Cette garnison, déjà suffisante par elle-même, décida les proconsuls à ne pas quitter le siége de Capoue ; et ils pensèrent qu’un corps d’élite qui n’arrivait pas au quart de leur armée, pouvait être détaché sans danger, et suffisait pour donner de la contenance aux troupes un peu désorganisées des consuls. Il résulta de ces combinaisons qu’Annibal, ayant soixante mille hommes en tête, ne put rien entreprendre contre Rome ; et que l’armée de Capoue, qui montait encore à plus de cinquante mille combattans, demeurait assez forte pour défendre ses lignes.

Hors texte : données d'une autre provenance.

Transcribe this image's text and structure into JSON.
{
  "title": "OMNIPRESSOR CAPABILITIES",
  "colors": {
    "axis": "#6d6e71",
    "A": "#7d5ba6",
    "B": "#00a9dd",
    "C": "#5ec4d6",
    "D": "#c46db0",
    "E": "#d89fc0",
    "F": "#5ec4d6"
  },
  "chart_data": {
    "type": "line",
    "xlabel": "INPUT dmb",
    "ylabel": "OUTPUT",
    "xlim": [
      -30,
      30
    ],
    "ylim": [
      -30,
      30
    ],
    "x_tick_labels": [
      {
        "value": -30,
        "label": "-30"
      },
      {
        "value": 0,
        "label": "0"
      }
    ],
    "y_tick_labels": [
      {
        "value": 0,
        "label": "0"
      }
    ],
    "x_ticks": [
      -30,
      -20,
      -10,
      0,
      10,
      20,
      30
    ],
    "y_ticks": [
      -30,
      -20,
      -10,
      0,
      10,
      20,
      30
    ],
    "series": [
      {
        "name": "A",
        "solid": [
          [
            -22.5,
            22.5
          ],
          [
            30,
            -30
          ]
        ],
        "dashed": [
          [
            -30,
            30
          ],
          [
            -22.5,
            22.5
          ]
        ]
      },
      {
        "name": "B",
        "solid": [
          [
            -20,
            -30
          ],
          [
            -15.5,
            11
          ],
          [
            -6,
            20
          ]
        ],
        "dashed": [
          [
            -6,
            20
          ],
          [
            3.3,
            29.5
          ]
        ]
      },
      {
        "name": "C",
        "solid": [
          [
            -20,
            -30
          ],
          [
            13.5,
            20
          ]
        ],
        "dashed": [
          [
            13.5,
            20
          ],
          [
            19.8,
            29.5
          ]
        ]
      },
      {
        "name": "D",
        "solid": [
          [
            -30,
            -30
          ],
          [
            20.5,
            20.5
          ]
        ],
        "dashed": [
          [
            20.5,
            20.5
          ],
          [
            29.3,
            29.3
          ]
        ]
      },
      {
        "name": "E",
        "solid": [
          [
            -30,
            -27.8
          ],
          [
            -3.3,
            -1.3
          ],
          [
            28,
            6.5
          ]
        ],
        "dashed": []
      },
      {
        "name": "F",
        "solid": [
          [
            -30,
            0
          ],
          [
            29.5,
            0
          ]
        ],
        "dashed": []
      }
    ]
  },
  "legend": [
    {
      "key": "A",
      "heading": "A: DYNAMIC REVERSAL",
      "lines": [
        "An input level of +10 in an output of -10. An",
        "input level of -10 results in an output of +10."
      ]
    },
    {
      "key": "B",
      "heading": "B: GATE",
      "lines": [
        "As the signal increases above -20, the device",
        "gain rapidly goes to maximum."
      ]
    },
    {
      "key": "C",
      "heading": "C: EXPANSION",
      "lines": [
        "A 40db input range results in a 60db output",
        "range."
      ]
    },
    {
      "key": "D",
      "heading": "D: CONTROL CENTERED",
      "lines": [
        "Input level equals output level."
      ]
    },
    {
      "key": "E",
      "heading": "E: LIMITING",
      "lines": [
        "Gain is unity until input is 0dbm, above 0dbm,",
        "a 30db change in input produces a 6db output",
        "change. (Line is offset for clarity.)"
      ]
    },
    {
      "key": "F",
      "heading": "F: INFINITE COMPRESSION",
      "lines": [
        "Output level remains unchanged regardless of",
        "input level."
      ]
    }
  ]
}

Les consuls allaient sans doute suivre Annibal, et la grande activité de Fulvius lui faisait craindre de se trouver enfermé entre deux armées, s’il retournait au siége de Capoue. Ne pouvant plus rien pour empêcher la chute de cette place, il leva son camp, fit un grand détour par le Samnium et la Lucanie, et de là, rabattit, au fond du Brutium, sur Reggio, qu’il fut sur le point de surprendre. Les consuls passèrent en Apulie, et Fulvius rejoignit son collègue.